This is a question that can be answered in so many different ways. But essentially, it all comes down to one thing, which I call “the cool factor”. If someone thinks a painting is cool, they will buy it. If a publisher thinks a comic strip is cool, it will be printed. Art is a business at its core, which I know scares alot of artists:
“Art is something that expresses yourself and is beautiful!” “Art is the creative process!” “Art is life!” “Art is anything with a higher meaning!”
Uh-huh, uh-huh. Yeah, I hear you…but you’re wrong. Those are definitions of what art can do, but that isn’t Art with a capital “A”. I could think of myself as the best graphic designer in the world, but it’s the world that determines whether you are or not. How do you know if you’re a successful artist? Simple: People generally enjoy your work and buy it, resulting in (at the very least) a decent living. If you aren’t making money as an artist, you aren’t successful in the field. Or maybe you’ve yet to be discovered, whatever the case may be.

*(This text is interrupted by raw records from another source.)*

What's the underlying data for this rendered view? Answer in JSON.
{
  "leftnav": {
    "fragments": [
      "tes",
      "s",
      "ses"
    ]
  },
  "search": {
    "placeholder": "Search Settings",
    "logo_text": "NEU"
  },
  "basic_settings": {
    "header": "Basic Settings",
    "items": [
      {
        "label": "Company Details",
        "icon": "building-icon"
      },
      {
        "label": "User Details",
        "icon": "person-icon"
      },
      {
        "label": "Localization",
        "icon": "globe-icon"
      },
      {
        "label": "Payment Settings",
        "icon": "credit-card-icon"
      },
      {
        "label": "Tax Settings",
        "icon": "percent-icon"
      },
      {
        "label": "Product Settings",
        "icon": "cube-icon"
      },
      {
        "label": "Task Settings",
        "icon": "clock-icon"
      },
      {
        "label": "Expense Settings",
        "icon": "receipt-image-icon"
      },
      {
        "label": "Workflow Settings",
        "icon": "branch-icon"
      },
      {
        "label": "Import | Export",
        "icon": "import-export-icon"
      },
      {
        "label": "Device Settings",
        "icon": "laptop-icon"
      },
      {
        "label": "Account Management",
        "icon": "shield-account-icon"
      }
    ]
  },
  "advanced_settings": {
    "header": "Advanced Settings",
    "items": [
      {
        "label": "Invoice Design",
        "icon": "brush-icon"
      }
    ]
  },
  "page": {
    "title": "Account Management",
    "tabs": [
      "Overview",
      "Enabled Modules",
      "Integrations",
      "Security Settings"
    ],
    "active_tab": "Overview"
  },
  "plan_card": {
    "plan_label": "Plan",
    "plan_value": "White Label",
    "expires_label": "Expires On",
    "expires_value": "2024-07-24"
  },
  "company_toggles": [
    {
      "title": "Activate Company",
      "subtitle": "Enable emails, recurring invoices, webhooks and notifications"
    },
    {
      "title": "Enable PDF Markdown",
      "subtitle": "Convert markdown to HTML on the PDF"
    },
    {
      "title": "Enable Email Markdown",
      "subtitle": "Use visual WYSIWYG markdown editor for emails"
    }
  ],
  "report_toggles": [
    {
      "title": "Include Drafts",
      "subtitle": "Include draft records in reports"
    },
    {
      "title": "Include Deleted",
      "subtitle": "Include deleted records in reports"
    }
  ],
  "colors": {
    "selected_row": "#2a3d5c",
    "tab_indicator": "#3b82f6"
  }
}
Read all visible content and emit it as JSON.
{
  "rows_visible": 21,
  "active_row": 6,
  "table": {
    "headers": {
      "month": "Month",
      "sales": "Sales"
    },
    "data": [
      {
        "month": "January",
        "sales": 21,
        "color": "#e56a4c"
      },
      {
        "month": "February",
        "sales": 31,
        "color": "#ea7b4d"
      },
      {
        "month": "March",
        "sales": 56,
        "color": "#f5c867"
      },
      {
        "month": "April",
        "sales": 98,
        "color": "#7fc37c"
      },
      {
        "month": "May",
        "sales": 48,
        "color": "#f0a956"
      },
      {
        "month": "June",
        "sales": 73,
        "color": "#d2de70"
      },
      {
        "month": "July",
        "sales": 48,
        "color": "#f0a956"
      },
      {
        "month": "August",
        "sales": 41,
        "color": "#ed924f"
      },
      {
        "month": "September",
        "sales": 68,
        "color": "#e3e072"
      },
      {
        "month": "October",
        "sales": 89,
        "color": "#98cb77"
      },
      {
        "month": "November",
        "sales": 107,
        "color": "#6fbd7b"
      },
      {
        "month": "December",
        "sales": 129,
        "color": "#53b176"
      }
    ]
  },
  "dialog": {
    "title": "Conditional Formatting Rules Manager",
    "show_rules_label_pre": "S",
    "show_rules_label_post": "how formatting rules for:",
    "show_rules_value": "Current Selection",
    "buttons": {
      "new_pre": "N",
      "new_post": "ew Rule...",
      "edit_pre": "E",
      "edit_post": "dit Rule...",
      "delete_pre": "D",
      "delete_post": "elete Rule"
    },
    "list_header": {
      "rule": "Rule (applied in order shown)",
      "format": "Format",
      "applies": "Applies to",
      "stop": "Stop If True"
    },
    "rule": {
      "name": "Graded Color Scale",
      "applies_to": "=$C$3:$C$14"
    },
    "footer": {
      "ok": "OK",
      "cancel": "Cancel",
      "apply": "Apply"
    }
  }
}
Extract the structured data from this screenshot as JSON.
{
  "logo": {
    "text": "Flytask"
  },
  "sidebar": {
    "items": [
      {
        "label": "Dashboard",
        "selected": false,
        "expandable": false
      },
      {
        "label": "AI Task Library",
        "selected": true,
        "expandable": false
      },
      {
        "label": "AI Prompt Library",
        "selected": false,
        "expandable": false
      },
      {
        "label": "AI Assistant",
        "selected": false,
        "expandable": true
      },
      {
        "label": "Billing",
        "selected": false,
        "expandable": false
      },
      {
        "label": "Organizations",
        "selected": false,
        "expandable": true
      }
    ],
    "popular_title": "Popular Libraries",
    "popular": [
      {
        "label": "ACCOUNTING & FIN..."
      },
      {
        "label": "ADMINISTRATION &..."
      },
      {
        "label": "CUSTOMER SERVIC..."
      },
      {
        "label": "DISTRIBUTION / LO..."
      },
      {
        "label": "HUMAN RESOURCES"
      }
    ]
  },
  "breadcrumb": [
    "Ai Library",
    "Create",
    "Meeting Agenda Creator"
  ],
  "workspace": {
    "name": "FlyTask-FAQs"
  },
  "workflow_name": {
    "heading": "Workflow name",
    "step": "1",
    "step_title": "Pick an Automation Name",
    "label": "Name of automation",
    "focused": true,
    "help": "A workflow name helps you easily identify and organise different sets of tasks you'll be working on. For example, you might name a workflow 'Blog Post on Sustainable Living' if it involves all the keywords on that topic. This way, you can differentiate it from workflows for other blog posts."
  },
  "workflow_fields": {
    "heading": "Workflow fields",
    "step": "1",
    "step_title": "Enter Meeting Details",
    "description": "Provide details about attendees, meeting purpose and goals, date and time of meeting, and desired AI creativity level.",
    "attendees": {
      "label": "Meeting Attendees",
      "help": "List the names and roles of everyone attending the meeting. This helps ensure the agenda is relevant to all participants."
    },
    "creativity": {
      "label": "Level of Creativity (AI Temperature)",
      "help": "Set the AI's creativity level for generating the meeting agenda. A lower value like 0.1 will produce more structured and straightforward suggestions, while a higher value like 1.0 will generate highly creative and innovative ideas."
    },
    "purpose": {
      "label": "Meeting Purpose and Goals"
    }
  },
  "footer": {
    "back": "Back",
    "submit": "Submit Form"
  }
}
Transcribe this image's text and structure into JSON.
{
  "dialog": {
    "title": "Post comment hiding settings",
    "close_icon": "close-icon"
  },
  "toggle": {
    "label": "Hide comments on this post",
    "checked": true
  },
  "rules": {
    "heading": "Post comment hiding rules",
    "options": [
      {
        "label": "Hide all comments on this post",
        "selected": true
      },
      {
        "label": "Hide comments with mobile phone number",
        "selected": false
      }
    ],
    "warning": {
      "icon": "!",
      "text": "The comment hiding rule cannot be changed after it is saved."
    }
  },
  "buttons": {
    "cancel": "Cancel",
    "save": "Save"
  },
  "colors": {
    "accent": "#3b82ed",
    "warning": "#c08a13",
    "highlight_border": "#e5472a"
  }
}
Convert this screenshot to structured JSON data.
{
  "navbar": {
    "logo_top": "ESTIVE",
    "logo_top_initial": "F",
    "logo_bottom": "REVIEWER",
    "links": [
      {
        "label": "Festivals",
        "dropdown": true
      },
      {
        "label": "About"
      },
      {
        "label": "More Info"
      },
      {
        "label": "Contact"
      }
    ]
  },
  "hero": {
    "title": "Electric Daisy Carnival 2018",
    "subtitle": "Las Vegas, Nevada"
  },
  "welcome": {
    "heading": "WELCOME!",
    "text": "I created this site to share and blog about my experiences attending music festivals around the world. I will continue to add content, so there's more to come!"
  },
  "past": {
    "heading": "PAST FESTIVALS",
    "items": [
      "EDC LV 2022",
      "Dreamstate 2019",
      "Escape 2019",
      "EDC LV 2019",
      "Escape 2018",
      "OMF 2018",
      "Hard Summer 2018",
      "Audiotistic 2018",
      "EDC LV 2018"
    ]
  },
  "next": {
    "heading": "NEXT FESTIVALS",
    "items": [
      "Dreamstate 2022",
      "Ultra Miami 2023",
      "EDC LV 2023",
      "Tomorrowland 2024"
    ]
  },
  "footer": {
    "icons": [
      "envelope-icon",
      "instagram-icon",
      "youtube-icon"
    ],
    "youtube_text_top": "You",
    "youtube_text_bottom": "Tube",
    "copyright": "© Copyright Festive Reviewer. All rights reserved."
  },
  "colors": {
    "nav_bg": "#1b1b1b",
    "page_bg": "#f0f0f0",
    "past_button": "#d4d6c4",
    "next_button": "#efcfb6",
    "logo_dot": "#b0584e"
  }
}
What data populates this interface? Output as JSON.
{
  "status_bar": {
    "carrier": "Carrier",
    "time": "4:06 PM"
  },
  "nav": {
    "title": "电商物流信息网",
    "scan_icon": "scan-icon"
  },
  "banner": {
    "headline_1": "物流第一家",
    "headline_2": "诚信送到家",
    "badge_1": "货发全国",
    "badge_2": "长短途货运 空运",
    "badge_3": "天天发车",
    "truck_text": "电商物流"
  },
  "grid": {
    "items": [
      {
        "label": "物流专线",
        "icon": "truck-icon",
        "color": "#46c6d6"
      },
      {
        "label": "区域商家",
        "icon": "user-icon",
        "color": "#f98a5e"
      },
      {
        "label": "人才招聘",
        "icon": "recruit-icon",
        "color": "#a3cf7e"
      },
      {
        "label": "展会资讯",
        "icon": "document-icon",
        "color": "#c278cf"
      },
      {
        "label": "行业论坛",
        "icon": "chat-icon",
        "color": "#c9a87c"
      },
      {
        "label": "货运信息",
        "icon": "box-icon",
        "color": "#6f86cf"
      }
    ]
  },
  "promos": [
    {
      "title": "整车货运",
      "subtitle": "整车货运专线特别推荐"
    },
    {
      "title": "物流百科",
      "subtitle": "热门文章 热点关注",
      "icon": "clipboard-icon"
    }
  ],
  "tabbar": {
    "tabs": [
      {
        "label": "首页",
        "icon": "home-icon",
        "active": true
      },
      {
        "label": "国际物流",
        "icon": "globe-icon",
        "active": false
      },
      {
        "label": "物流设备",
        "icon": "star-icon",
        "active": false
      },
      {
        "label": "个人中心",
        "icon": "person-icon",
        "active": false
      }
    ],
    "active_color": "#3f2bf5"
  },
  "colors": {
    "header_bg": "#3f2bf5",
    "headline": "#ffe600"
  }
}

Then there are all those technical terms, such as “abstract” and “representational“. But these words really don’t mean a thing. A piece of artwork could be really abstract, but does that make it “cool”? A drawing could show a fence arranged in a loose pattern of a horse…”oh, that represents a horse!” Who cares? IS. IT. COOL?
A good example of my whole idea here is Michaelangelo, and one of his most famous works: The Sistine Chapel. Why is this considered great artwork? Some might say “because he painted the whole thing while on his back!”. This is true, but that’s more of a physical accomplishment isn’t it? The end productis what matters. Most often, people look at the sheer number of characters in the painting and the size, NOT the intense detail in each character, the message behind it, or who the characters are. If an artist has to explain what something represents so the viewer can appreciate it, it’s not art. Or at least, not good art. Anyone should be able to look at REAL artwork and understand it without interference from an outside source. “I chose the color green for this piece because it emphasizes the envious nature of….” blah blah blah. If it’s not immediately apparant (excluding optical illusion pieces and the like) then it ain’t art.
Money is the blood that keeps our society pumping. I’m not saying this is a good thing in the least, I’m just telling it for what it is. Everyone is a seller of something (time, talent, labor, etc.) and everyone is a potential buyer. It’s logical then that the best seller succeeds, which is how artwork by PRACTICING artists is and should be judged.